When a child is small, we often use boundaries to protect them and keep them away from harm or danger. But it is important that you explain why boundaries are there - for instance, if you pull away from an open fire explain why. When parents give orders, children often dig in their heels. One way to stop this happening is to let them know why something is important. Boundaries are about setting the bottom line or making agreements about what is acceptable and what is not. Boundaries work far better if they are made and agreed by everyone. When children see the sense of it, or know you've taken their opinions into account, they are more motivated to co-operate.
As children grow, most will test the limits - this is quite normal behaviour. When they become teenagers you may need to change or amend these boundaries to reflect different or new behaviours and experiences.

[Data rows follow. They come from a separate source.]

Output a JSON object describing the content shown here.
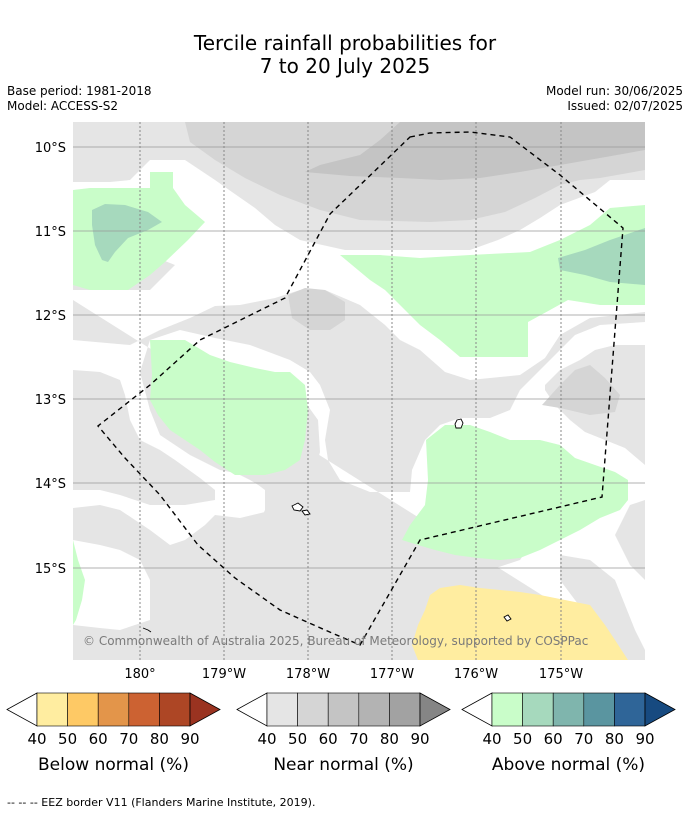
{
  "title": {
    "line1": "Tercile rainfall probabilities for",
    "line2": "7 to 20 July 2025"
  },
  "meta_left": {
    "base_period": "Base period: 1981-2018",
    "model": "Model: ACCESS-S2"
  },
  "meta_right": {
    "model_run": "Model run: 30/06/2025",
    "issued": "Issued: 02/07/2025"
  },
  "map": {
    "lat_labels": [
      "10°S",
      "11°S",
      "12°S",
      "13°S",
      "14°S",
      "15°S"
    ],
    "lon_labels": [
      "180°",
      "179°W",
      "178°W",
      "177°W",
      "176°W",
      "175°W"
    ],
    "copyright": "© Commonwealth of Australia 2025, Bureau of Meteorology, supported by COSPPac",
    "categories": {
      "below_normal": "Below normal",
      "near_normal": "Near normal",
      "above_normal": "Above normal"
    }
  },
  "colorbars": [
    {
      "label": "Below normal (%)",
      "ticks": [
        "40",
        "50",
        "60",
        "70",
        "80",
        "90"
      ],
      "colors": [
        "#ffeda0",
        "#fec965",
        "#e3954a",
        "#cc6232",
        "#ad4625",
        "#9a3320"
      ]
    },
    {
      "label": "Near normal (%)",
      "ticks": [
        "40",
        "50",
        "60",
        "70",
        "80",
        "90"
      ],
      "colors": [
        "#e5e5e5",
        "#d5d5d5",
        "#c4c4c4",
        "#b3b3b3",
        "#a2a2a2",
        "#858585"
      ]
    },
    {
      "label": "Above normal (%)",
      "ticks": [
        "40",
        "50",
        "60",
        "70",
        "80",
        "90"
      ],
      "colors": [
        "#c9fdc9",
        "#a6d9bd",
        "#7fb5ad",
        "#5a95a0",
        "#2f6598",
        "#174a80"
      ]
    }
  ],
  "footer": "--  --  -- EEZ border V11 (Flanders Marine Institute, 2019)."
}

When you do this, involve your child so that you can negotiate the new boundaries together. Too many boundaries can cause resentment and be impopssible to 'police'. Work out what is really important to you and what you could let go.
Rules can help you keep your child safe, but as they get older you will need to negotiate and let them take more reposnibilty for their own safety. There may be times when your values conflict with the values that your children are learning from other people and the media. This may be when you find yourself negotiating.
- Remember that setting boundaries can sometimes make children feel safe when the world seems otherwise out of control.
- Occasionally giving children responsibility for their own safety is a good thing.